David Gelles, Museums Showcase Attitudes and Beliefs as Well as Objects, The New York Times, 16 March 2015

Most museums are defined by the objects they display. A fine-arts museum exhibits paintings and sculptures. A history museum shows artifacts and documents. A science museum presents experiments.

But a growing number of museums today define themselves not by their collections but by the ideas they promote.

Take the Museum of Tolerance in Los Angeles. Founded after the Los Angeles riots in 1992, the museum promotes acceptance and peace across diverse cultures. That may be a noble cause with few obvious detractors, but it nonetheless represents a significant departure. Rather than present an authoritative vision of history, the museum is trying to shape its visitors’ behavior in the world beyond the gallery walls.

An offshoot of the Simon Wiesenthal Center, a Jewish human rights organization, the Museum of Tolerance has a large permanent exhibition examining the Holocaust.
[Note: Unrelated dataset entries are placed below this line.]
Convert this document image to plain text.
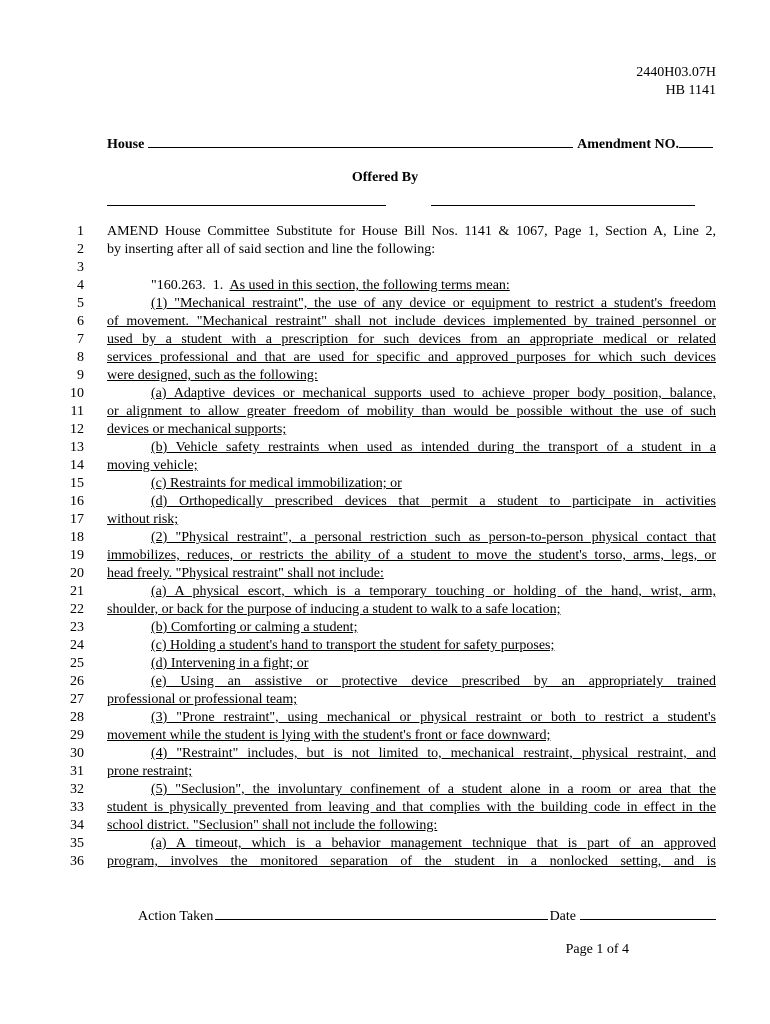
2440H03.07H
HB 1141
House	Amendment NO.
Offered By
1 AMEND House Committee Substitute for House Bill Nos. 1141 & 1067, Page 1, Section A, Line 2,
2 by inserting after all of said section and line the following:
3
4	"160.263.  1.  As used in this section, the following terms mean:
5	(1) "Mechanical restraint", the use of any device or equipment to restrict a student's freedom
6 of movement. "Mechanical restraint" shall not include devices implemented by trained personnel or
7 used by a student with a prescription for such devices from an appropriate medical or related
8 services professional and that are used for specific and approved purposes for which such devices
9 were designed, such as the following:
10	(a) Adaptive devices or mechanical supports used to achieve proper body position, balance,
11 or alignment to allow greater freedom of mobility than would be possible without the use of such
12 devices or mechanical supports;
13	(b) Vehicle safety restraints when used as intended during the transport of a student in a
14 moving vehicle;
15	(c) Restraints for medical immobilization; or
16	(d) Orthopedically prescribed devices that permit a student to participate in activities
17 without risk;
18	(2) "Physical restraint", a personal restriction such as person-to-person physical contact that
19 immobilizes, reduces, or restricts the ability of a student to move the student's torso, arms, legs, or
20 head freely. "Physical restraint" shall not include:
21	(a) A physical escort, which is a temporary touching or holding of the hand, wrist, arm,
22 shoulder, or back for the purpose of inducing a student to walk to a safe location;
23	(b) Comforting or calming a student;
24	(c) Holding a student's hand to transport the student for safety purposes;
25	(d) Intervening in a fight; or
26	(e) Using an assistive or protective device prescribed by an appropriately trained
27 professional or professional team;
28	(3) "Prone restraint", using mechanical or physical restraint or both to restrict a student's
29 movement while the student is lying with the student's front or face downward;
30	(4) "Restraint" includes, but is not limited to, mechanical restraint, physical restraint, and
31 prone restraint;
32	(5) "Seclusion", the involuntary confinement of a student alone in a room or area that the
33 student is physically prevented from leaving and that complies with the building code in effect in the
34 school district. "Seclusion" shall not include the following:
35	(a) A timeout, which is a behavior management technique that is part of an approved
36 program, involves the monitored separation of the student in a nonlocked setting, and is
Action Taken	Date
Page 1 of 4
Yet it also features the Tolerancenter, with interactive displays encouraging visitors to set aside prejudices and become more liberal and accepting.

The Museum of Tolerance acknowledges that it is “not an ordinary museum of artifacts and documents.” Instead, the museum says it aims to “not only remind us of the past, but remind us to act.”

Then there is the Creation Museum in Petersburg, Ky. A 70,000-square-foot space that “brings the pages of the Bible to life,” the Creation Museum presents a counterargument to the theory of evolution with a series of exhibits that make the case for the theory of intelligent design.

But are these institutions, promoting causes and trying to change minds, really museums? Even among museum professionals, there is no clear answer.